Entonces dicen en sus corazones: Esta no es la obra del Señor, porque sus promesas no se cumplen. Pero ¡ay de tales! porque su recompensa viene de abajo y no de arriba.”
Os puedo asegurar, mis hermanos, que el principio de revelación está operando constantemente en la Iglesia, y deseo terminar relatando otra experiencia:
En una ocasión, me encontraba en Samoa organizando una estaca, y nos reunimos con un grupo de maravillosos hermanos samoanos. A uno de ellos, un presidente de rama, le expliqué que, puesto que estábamos organizando la estaca y buscando un hombre digno para presidente, necesitábamos las sugerencias de cada uno de ellos. El me respondió:
—Sí, ya sé. He orado al respecto y por la voz del Espíritu he llegado a obtener el conocimiento de que el obispo lona será el presidente de nuestra estaca.

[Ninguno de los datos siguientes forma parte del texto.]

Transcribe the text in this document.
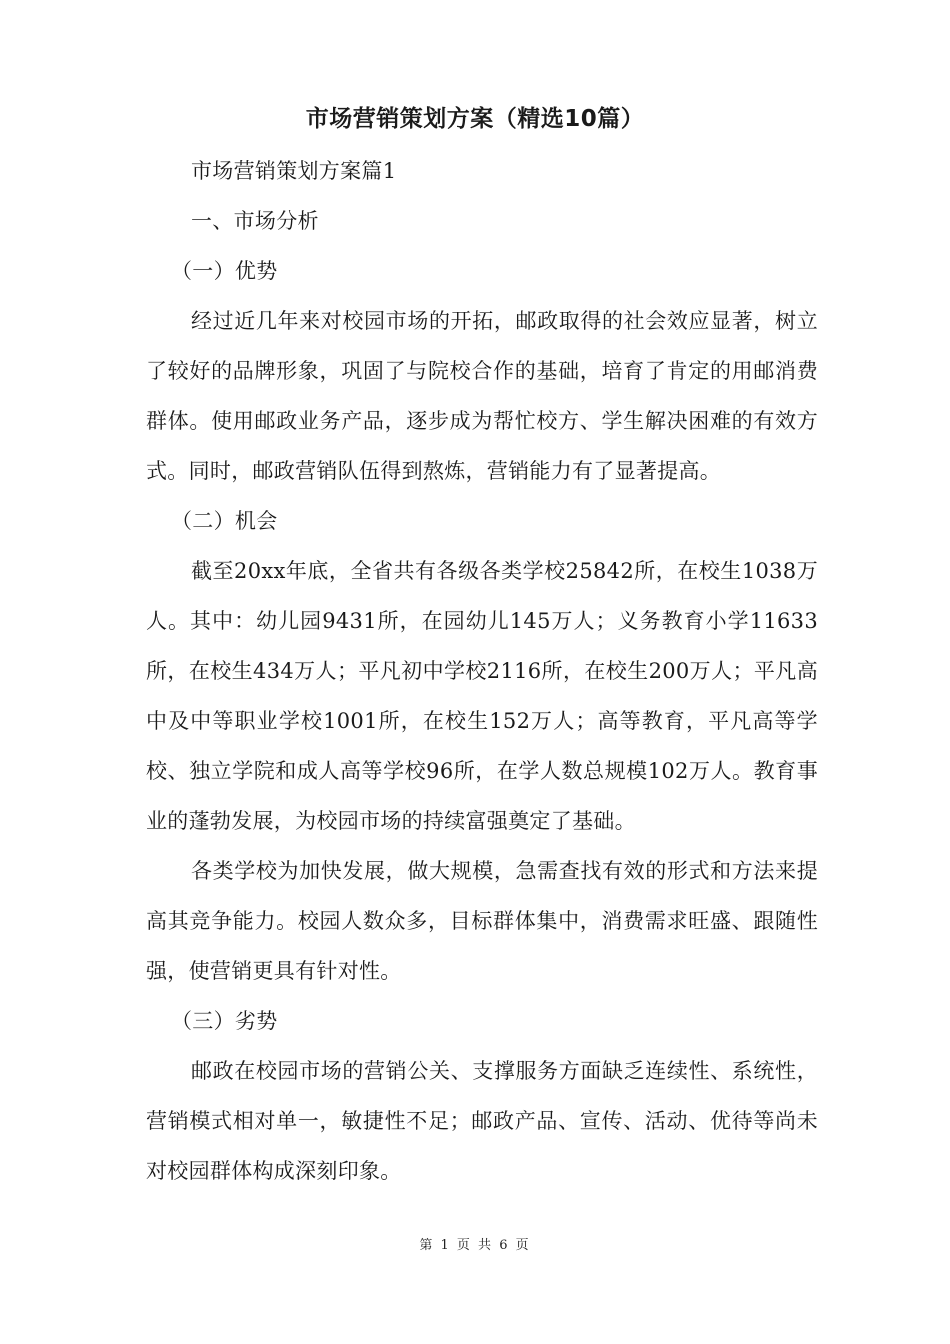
市场营销策划方案（精选10篇）

市场营销策划方案篇1

一、市场分析

（一）优势

经过近几年来对校园市场的开拓，邮政取得的社会效应显著，树立了较好的品牌形象，巩固了与院校合作的基础，培育了肯定的用邮消费群体。使用邮政业务产品，逐步成为帮忙校方、学生解决困难的有效方式。同时，邮政营销队伍得到熬炼，营销能力有了显著提高。

（二）机会

截至20xx年底，全省共有各级各类学校25842所，在校生1038万人。其中：幼儿园9431所，在园幼儿145万人；义务教育小学11633所，在校生434万人；平凡初中学校2116所，在校生200万人；平凡高中及中等职业学校1001所，在校生152万人；高等教育，平凡高等学校、独立学院和成人高等学校96所，在学人数总规模102万人。教育事业的蓬勃发展，为校园市场的持续富强奠定了基础。

各类学校为加快发展，做大规模，急需查找有效的形式和方法来提高其竞争能力。校园人数众多，目标群体集中，消费需求旺盛、跟随性强，使营销更具有针对性。

（三）劣势

邮政在校园市场的营销公关、支撑服务方面缺乏连续性、系统性，营销模式相对单一，敏捷性不足；邮政产品、宣传、活动、优待等尚未对校园群体构成深刻印象。

第 1 页 共 6 页
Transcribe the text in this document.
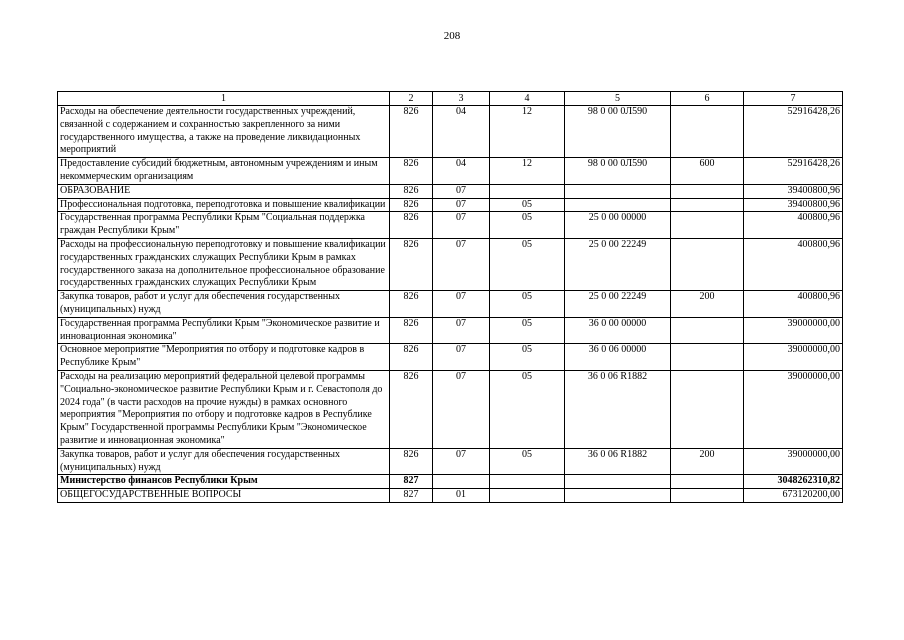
208
1	2	3	4	5	6	7
Расходы на обеспечение деятельности государственных учреждений, связанной с содержанием и сохранностью закрепленного за ними государственного имущества, а также на проведение ликвидационных мероприятий	826	04	12	98 0 00 0Л590		52916428,26
Предоставление субсидий бюджетным, автономным учреждениям и иным некоммерческим организациям	826	04	12	98 0 00 0Л590	600	52916428,26
ОБРАЗОВАНИЕ	826	07				39400800,96
Профессиональная подготовка, переподготовка и повышение квалификации	826	07	05			39400800,96
Государственная программа Республики Крым "Социальная поддержка граждан Республики Крым"	826	07	05	25 0 00 00000		400800,96
Расходы на профессиональную переподготовку и повышение квалификации государственных гражданских служащих Республики Крым в рамках государственного заказа на дополнительное профессиональное образование государственных гражданских служащих Республики Крым	826	07	05	25 0 00 22249		400800,96
Закупка товаров, работ и услуг для обеспечения государственных (муниципальных) нужд	826	07	05	25 0 00 22249	200	400800,96
Государственная программа Республики Крым "Экономическое развитие и инновационная экономика"	826	07	05	36 0 00 00000		39000000,00
Основное мероприятие "Мероприятия по отбору и подготовке кадров в Республике Крым"	826	07	05	36 0 06 00000		39000000,00
Расходы на реализацию мероприятий федеральной целевой программы "Социально-экономическое развитие Республики Крым и г. Севастополя до 2024 года" (в части расходов на прочие нужды) в рамках основного мероприятия "Мероприятия по отбору и подготовке кадров в Республике Крым" Государственной программы Республики Крым "Экономическое развитие и инновационная экономика"	826	07	05	36 0 06 R1882		39000000,00
Закупка товаров, работ и услуг для обеспечения государственных (муниципальных) нужд	826	07	05	36 0 06 R1882	200	39000000,00
Министерство финансов Республики Крым	827					3048262310,82
ОБЩЕГОСУДАРСТВЕННЫЕ ВОПРОСЫ	827	01				673120200,00
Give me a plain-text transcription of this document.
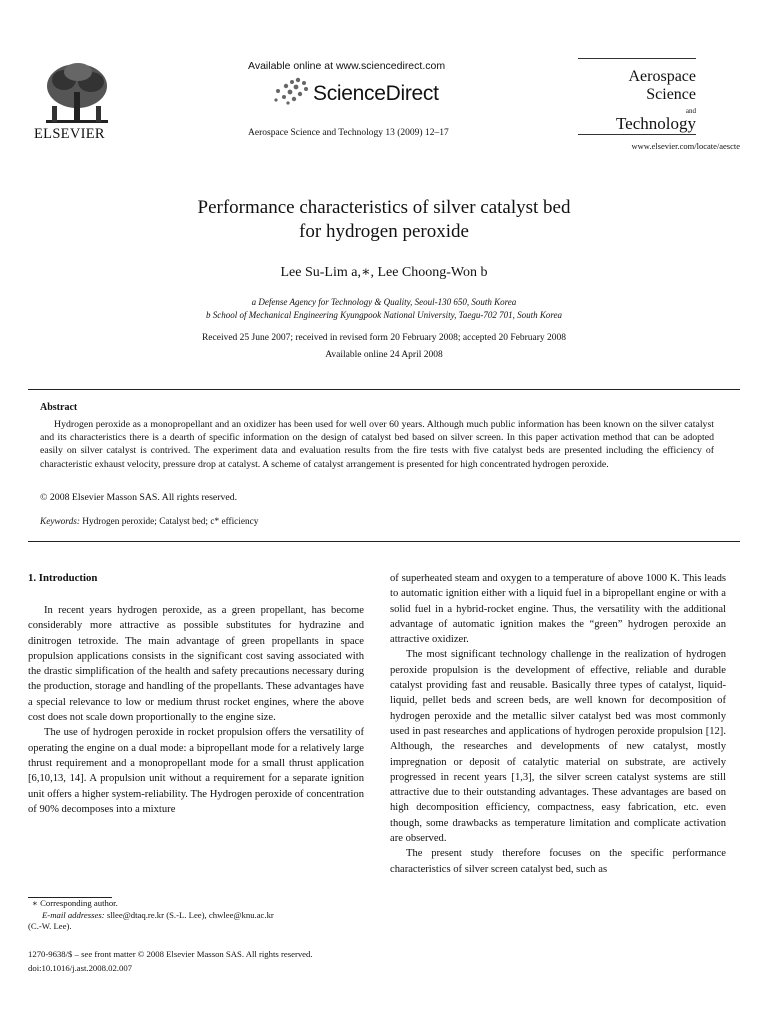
ELSEVIER
Available online at www.sciencedirect.com
ScienceDirect
Aerospace Science and Technology 13 (2009) 12–17
Aerospace
Science
and
Technology
www.elsevier.com/locate/aescte
Performance characteristics of silver catalyst bed
for hydrogen peroxide
Lee Su-Lim a,∗, Lee Choong-Won b
a Defense Agency for Technology & Quality, Seoul-130 650, South Korea
b School of Mechanical Engineering Kyungpook National University, Taegu-702 701, South Korea
Received 25 June 2007; received in revised form 20 February 2008; accepted 20 February 2008
Available online 24 April 2008
Abstract

Hydrogen peroxide as a monopropellant and an oxidizer has been used for well over 60 years. Although much public information has been known on the silver catalyst and its characteristics there is a dearth of specific information on the design of catalyst bed based on silver screen. In this paper activation method that can be adopted easily on silver catalyst is contrived. The experiment data and evaluation results from the fire tests with five catalyst beds are presented including the efficiency of characteristic exhaust velocity, pressure drop at catalyst. A scheme of catalyst arrangement is presented for high concentrated hydrogen peroxide.

© 2008 Elsevier Masson SAS. All rights reserved.
Keywords: Hydrogen peroxide; Catalyst bed; c* efficiency
1. Introduction

In recent years hydrogen peroxide, as a green propellant, has become considerably more attractive as possible substitutes for hydrazine and dinitrogen tetroxide. The main advantage of green propellants in space propulsion applications consists in the significant cost saving associated with the drastic simplification of the health and safety precautions necessary during the production, storage and handling of the propellants. These advantages have a special relevance to low or medium thrust rocket engines, where the above cost does not scale down proportionally to the engine size.

The use of hydrogen peroxide in rocket propulsion offers the versatility of operating the engine on a dual mode: a bipropellant mode for a relatively large thrust requirement and a monopropellant mode for a small thrust application [6,10,13, 14]. A propulsion unit without a requirement for a separate ignition unit offers a higher system-reliability. The Hydrogen peroxide of concentration of 90% decomposes into a mixture

of superheated steam and oxygen to a temperature of above 1000 K. This leads to automatic ignition either with a liquid fuel in a bipropellant engine or with a solid fuel in a hybrid-rocket engine. Thus, the versatility with the additional advantage of automatic ignition makes the “green” hydrogen peroxide an attractive oxidizer.

The most significant technology challenge in the realization of hydrogen peroxide propulsion is the development of effective, reliable and durable catalyst providing fast and reusable. Basically three types of catalyst, liquid-liquid, pellet beds and screen beds, are well known for decomposition of hydrogen peroxide and the metallic silver catalyst bed was most commonly used in past researches and applications of hydrogen peroxide propulsion [12]. Although, the researches and developments of new catalyst, mostly impregnation or deposit of catalytic material on substrate, are actively progressed in recent years [1,3], the silver screen catalyst systems are still attractive due to their outstanding advantages. These advantages are based on high decomposition efficiency, compactness, easy fabrication, etc. even though, some drawbacks as temperature limitation and complicate activation are observed.

The present study therefore focuses on the specific performance characteristics of silver screen catalyst bed, such as

∗ Corresponding author.
E-mail addresses: sllee@dtaq.re.kr (S.-L. Lee), chwlee@knu.ac.kr
(C.-W. Lee).
1270-9638/$ – see front matter © 2008 Elsevier Masson SAS. All rights reserved.
doi:10.1016/j.ast.2008.02.007
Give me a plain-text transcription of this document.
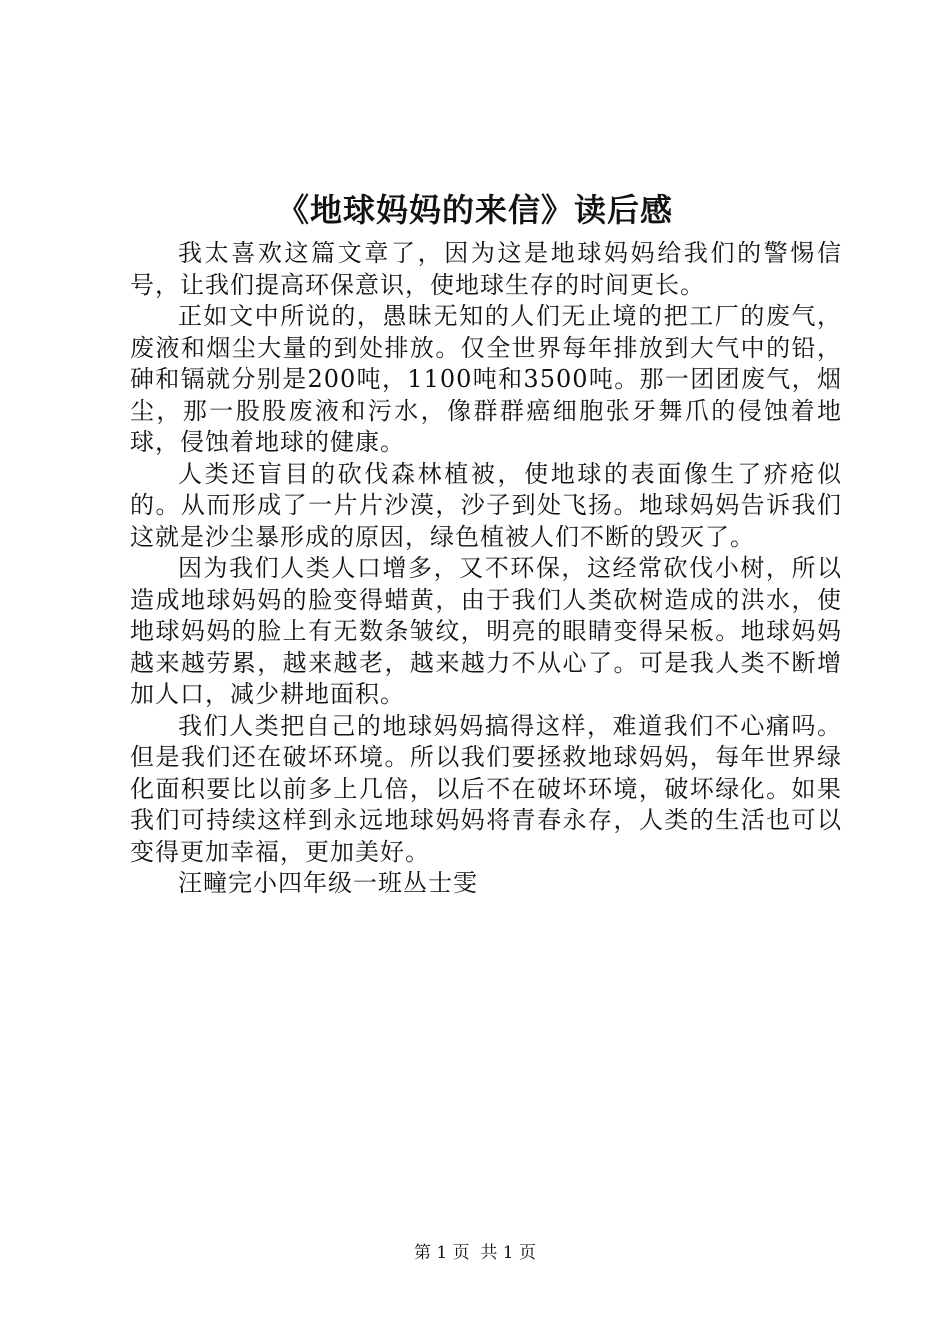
《地球妈妈的来信》读后感

我太喜欢这篇文章了，因为这是地球妈妈给我们的警惕信号，让我们提高环保意识，使地球生存的时间更长。

正如文中所说的，愚昧无知的人们无止境的把工厂的废气，废液和烟尘大量的到处排放。仅全世界每年排放到大气中的铅，砷和镉就分别是200吨，1100吨和3500吨。那一团团废气，烟尘，那一股股废液和污水，像群群癌细胞张牙舞爪的侵蚀着地球，侵蚀着地球的健康。

人类还盲目的砍伐森林植被，使地球的表面像生了疥疮似的。从而形成了一片片沙漠，沙子到处飞扬。地球妈妈告诉我们这就是沙尘暴形成的原因，绿色植被人们不断的毁灭了。

因为我们人类人口增多，又不环保，这经常砍伐小树，所以造成地球妈妈的脸变得蜡黄，由于我们人类砍树造成的洪水，使地球妈妈的脸上有无数条皱纹，明亮的眼睛变得呆板。地球妈妈越来越劳累，越来越老，越来越力不从心了。可是我人类不断增加人口，减少耕地面积。

我们人类把自己的地球妈妈搞得这样，难道我们不心痛吗。但是我们还在破坏环境。所以我们要拯救地球妈妈，每年世界绿化面积要比以前多上几倍，以后不在破坏环境，破坏绿化。如果我们可持续这样到永远地球妈妈将青春永存，人类的生活也可以变得更加幸福，更加美好。

汪疃完小四年级一班丛士雯

第 1 页 共 1 页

Estaba en lo cierto. Pero como yo no me sentía dispuesto a que fuera él quien decidiera, insistí en que sugiriera el nombre de otra persona.
—No. Ese es el único —me respondió.
Entonces le dije:
—Supongamos que el hermano lona no pueda aceptar el cargo; o que por algún motivo, no deba. ¿No puede darme el nombre de algún otro hermano?
Él se quedó mirándome en silencio por unos minutos y luego me preguntó:
—Hermano Packer, ¿usted quiere que yo vaya en contra del testimonio que he recibido del Espíritu?
Aquel hombre extraordinario estaba poseído por el Espíritu; y todos podemos estarlo, cada uno de acuerdo con los llamamientos que reciba.
Mis hermanos, esta Iglesia está dirigida por un Profeta de Dios, por medio del principio de la revelación constante. Al viajar por el mundo, continuamente tenemos experiencias como éstas, aunque no hablamos mucho de ellas; son como muchos^ otros milagros, las señales que siguen a los que creen. Ruego que estemos reverentemente agradecidos por este poder fortalecedor del Espíritu.
Jesús vive y es el Cristo. Os doy mi testimonio de Él. Muchas personas enseñan que Él es una vaga influencia que existe en alguna parte de los cielos. Pero Él es Jesucristo, el Hijo de Dios, el Unigénito del Padre, y para nosotros no es ningún extraño. Sus siervos en esta tierra lo conocemos.